This is a quick and easy way to have pot pie but without all the work. This is a pretty good recipe and I must admit that I appreciated the can of diced potatoes because when I am in a hurry I hate to peel potatoes.
This recipe came together pretty fast but it seemed like I had to keep adding broth to the pot the longer it cooked so keep an eye out so that your filling doesn’t get too thick.
- 1 can diced potatoes
- 1-1/2 cups frozen diced carrots, peas, corn
- 1 pound boneless chicken (breast or thighs)
- 2 celery ribs diced
- 1 medium onion (or 2 tbsp. dry onion flakes)
- 2 cloves garlic minced
- 2-4 cup chicken stock
- 4 tablespoons butter
- 2 tablespoon olive oil
- 1/3 cup all-purpose flour
- 1 cup milk
- ½ teaspoon thyme
- ½ teaspoon salt
- ½ teaspoon ground black pepper
- Over medium heat add butter and olive oil to a dutch oven. Cook until melted and well combined.
- Add diced chicken and cook until chicken cooked through, then remove chicken but leave in drippings.
- Add in garlic, onion, celery, and cook until the vegetables are tender. Whisk in the flour and cook until lightly browned, you will want to continuously whisk as not to burn.

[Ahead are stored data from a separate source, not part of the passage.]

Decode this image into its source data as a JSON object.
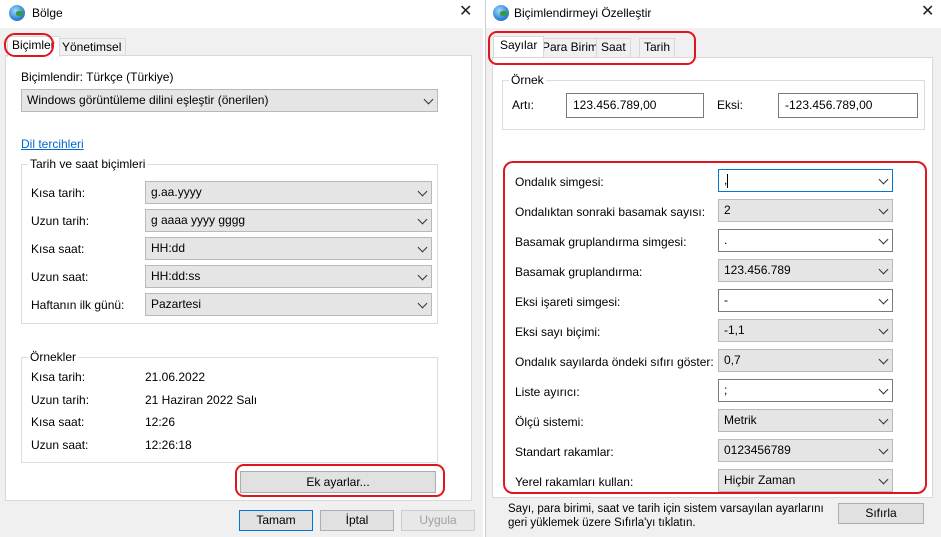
{
  "left_window": {
    "title": "Bölge",
    "tabs": [
      "Biçimler",
      "Yönetimsel"
    ],
    "format_label": "Biçimlendir: Türkçe (Türkiye)",
    "format_value": "Windows görüntüleme dilini eşleştir (önerilen)",
    "language_link": "Dil tercihleri",
    "datetime_group_title": "Tarih ve saat biçimleri",
    "datetime_rows": [
      {
        "label": "Kısa tarih:",
        "value": "g.aa.yyyy"
      },
      {
        "label": "Uzun tarih:",
        "value": "g aaaa yyyy gggg"
      },
      {
        "label": "Kısa saat:",
        "value": "HH:dd"
      },
      {
        "label": "Uzun saat:",
        "value": "HH:dd:ss"
      },
      {
        "label": "Haftanın ilk günü:",
        "value": "Pazartesi"
      }
    ],
    "examples_title": "Örnekler",
    "examples": [
      {
        "label": "Kısa tarih:",
        "value": "21.06.2022"
      },
      {
        "label": "Uzun tarih:",
        "value": "21 Haziran 2022 Salı"
      },
      {
        "label": "Kısa saat:",
        "value": "12:26"
      },
      {
        "label": "Uzun saat:",
        "value": "12:26:18"
      }
    ],
    "additional_settings": "Ek ayarlar...",
    "ok": "Tamam",
    "cancel": "İptal",
    "apply": "Uygula"
  },
  "right_window": {
    "title": "Biçimlendirmeyi Özelleştir",
    "tabs": [
      "Sayılar",
      "Para Birimi",
      "Saat",
      "Tarih"
    ],
    "example_title": "Örnek",
    "positive_label": "Artı:",
    "positive_value": "123.456.789,00",
    "negative_label": "Eksi:",
    "negative_value": "-123.456.789,00",
    "settings": [
      {
        "label": "Ondalık simgesi:",
        "value": ","
      },
      {
        "label": "Ondalıktan sonraki basamak sayısı:",
        "value": "2"
      },
      {
        "label": "Basamak gruplandırma simgesi:",
        "value": "."
      },
      {
        "label": "Basamak gruplandırma:",
        "value": "123.456.789"
      },
      {
        "label": "Eksi işareti simgesi:",
        "value": "-"
      },
      {
        "label": "Eksi sayı biçimi:",
        "value": "-1,1"
      },
      {
        "label": "Ondalık sayılarda öndeki sıfırı göster:",
        "value": "0,7"
      },
      {
        "label": "Liste ayırıcı:",
        "value": ";"
      },
      {
        "label": "Ölçü sistemi:",
        "value": "Metrik"
      },
      {
        "label": "Standart rakamlar:",
        "value": "0123456789"
      },
      {
        "label": "Yerel rakamları kullan:",
        "value": "Hiçbir Zaman"
      }
    ],
    "reset_text_1": "Sayı, para birimi, saat ve tarih için sistem varsayılan ayarlarını",
    "reset_text_2": "geri yüklemek üzere Sıfırla'yı tıklatın.",
    "reset_button": "Sıfırla"
  },
  "colors": {
    "highlight": "#e0151e",
    "link": "#0066cc",
    "focus": "#0078d7"
  }
}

- Gradually whisk in chicken broth, milk and thyme, salt, and pepper. Continue whisking until your sauce has thickened up, Stir in chicken and remaining vegetables.

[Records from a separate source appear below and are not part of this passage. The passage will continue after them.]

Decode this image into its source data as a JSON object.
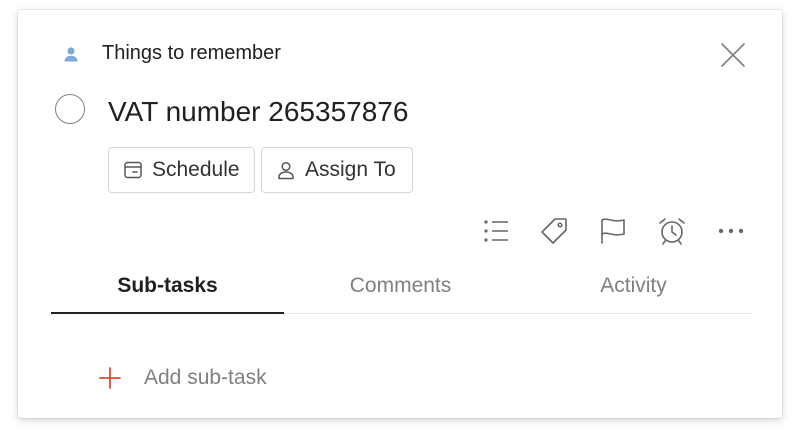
{
  "task": {
    "project_name": "Things to remember",
    "title": "VAT number 265357876"
  },
  "actions": {
    "schedule_label": "Schedule",
    "assign_label": "Assign To"
  },
  "toolbar_icons": [
    "subtasks-list-icon",
    "label-tag-icon",
    "priority-flag-icon",
    "reminder-alarm-icon",
    "more-options-icon"
  ],
  "tabs": [
    {
      "label": "Sub-tasks",
      "active": true
    },
    {
      "label": "Comments",
      "active": false
    },
    {
      "label": "Activity",
      "active": false
    }
  ],
  "subtasks": {
    "add_label": "Add sub-task"
  },
  "colors": {
    "accent": "#dd4b39",
    "project_icon": "#7ea9dd",
    "muted_text": "#808080"
  }
}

- You may have to keep adding more stock to the pot until you come up with the right consistency.
- At this point you will want to add you premade (canned) biscuits to the oven. Follow can directions.
- Cook until pot pie mixture until all vegetables are tender.
- Remove biscuits from the oven and pull each one apart. Plate biscuits then pour a generous amount of pot pie filling over biscuits.